History of Luton Hoo

One can surmise a lot from a name and the unusual suffix ‘Hoo’ hints at the early origins of the Luton Hoo estate. A word of Anglo-Saxon origin, it was reputedly bestowed to an English family by King Canute in the early eleventh century and who continued to hold it throughout the Norman Conquest; the estate finally passed to Sir Thomas de Hoo in 1420.

Sir Thomas was awarded the title of Baron Hoo for his distinguished service under Henry VI during the chaos of the Hundred Years War, yet the Baronetcy died with him in 1454 as he passed without a male heir.
Through marriage and inheritance the Luton Hoo estate passed through several notable families including the Napiers, stalwarts to the Royal House of Stuart. Luton Hoo was bought by another Stuart in 1763. A Scottish nobleman, John Stuart the 3rd Earl of Bute, had served as Prime Minister under George III, rising quickly in politics given his role as tutor to the King’s son George, the Prince of Wales.

Although considered a favourite of the King, and perhaps the last politician to be officially considered as so, John quickly fell out of favour with the erratic King once becoming PM. Part of Bute’s fall from grace was on account of his bad advice to the King during the Seven Years War, decisions that ultimately cost Britain her 13 colonies in America. With his political ambitions dashed, John retreated to his Luton estate which became his sanctuary from the vilification he was now suffering in the press. One such rumour was that he was involved romantically with the King’s mother. Clearly, tabloid slander was as rife in the 18th century as it is today!

Thus began the first documented phase of development and restoration of the house at Luton Hoo. Funded by his commercial interests, John employed the famed Scottish architect Robert Adam to redevelop the house into a magnificent Georgian mansion. While he spent a considerable fortune on the interior, botany was John’s major passion. As the first Director at the Botanical Gardens at Kew, he had some big expectations and after the politics fiasco, John had no plans to disappoint. Spending freely, John commissioned the renowned landscape gardener Lancelot ‘Capability’ Brown to lay out the formal gardens and parkland. This became one of Lancelot’s most ambitious projects in his lifetime, second only to Bleinheim Palace.

Tragically, a fire gutted most of the house leaving only a shell of Robert’s architectural work but the gardens were untouched and remained John’s living legacy. John was also a patron of literature with his most famous benefactor being Dr Samuel Johnson, author of ‘A Dictionary of the English Language’ and a great admirer of Luton Hoo.

In 1792 the estate passed to John’s grandson the 2nd Marquess of Bute, John Crichton-Stuart. Like his grandfather, the Marquess had a flair for land management making healthy incomes from his Luton estate and eventually hiring the services of genial and prolific architect Robert Smirke to redesign the house. Robert’s design was commissioned in c.1830 and included the neo-classical portico entrance. Despite yet another fire, this is the Georgian design that remains to the present day.

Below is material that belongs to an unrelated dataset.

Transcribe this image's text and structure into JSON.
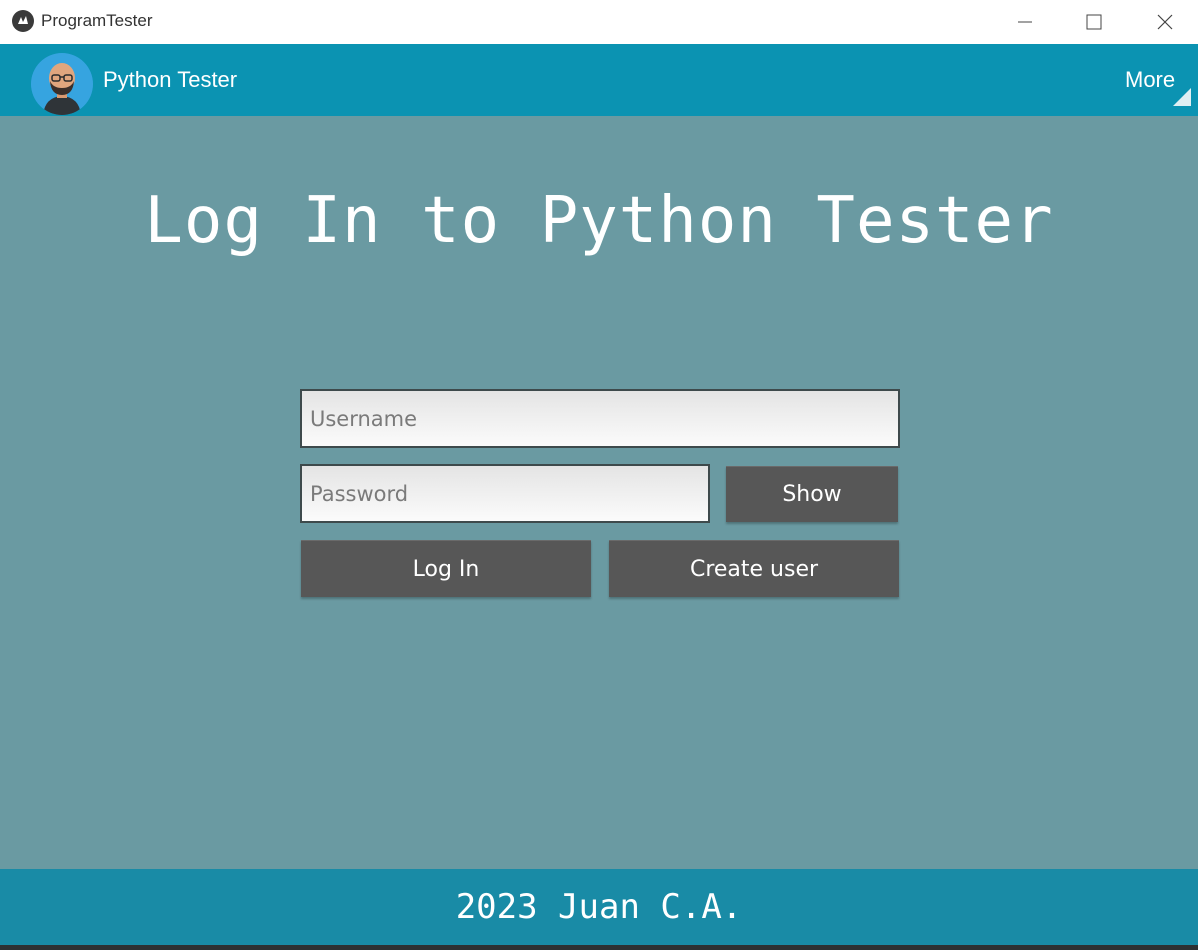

By the turn of the 20th century the house moved into the ownership of Julius Wernher, the diamond magnate who had founded de Beers and grown exceedingly wealthy from his South African interests. This time it would be the interior of Luton Hoo that would be lavished with an expensive refit; the result is a rare example of English Belle-Epoque, more commonly found in France, which manages to completely capture the charm and charisma of the pre-First World War days.

Julius rose to become one of the richest men in England and amassed an impressive collection of art. After Julius’ death, the estate passed to his son Harold Wernher a career soldier in the British Army, whose wife had a tendency to steal the limelight from her Officer husband. Countess Anastasia Mikhailovna de Torby was one of the few surviving members of the Russian Royal Family that was ousted after the 1917 Revolution. Amongst the personal additions the Countess added during this period was a Russian Orthodox Chapel, today serving as the exquisite Romanov suite.
While the Tsars are now a thing of the past, Luton Hoo is very much in keeping with the demands of modern hospitality. Having spent 9 years and £60 million pounds, Elite Hotels has restored a genuine treasure of English heritage, the history and values of which are very much alive and celebrated.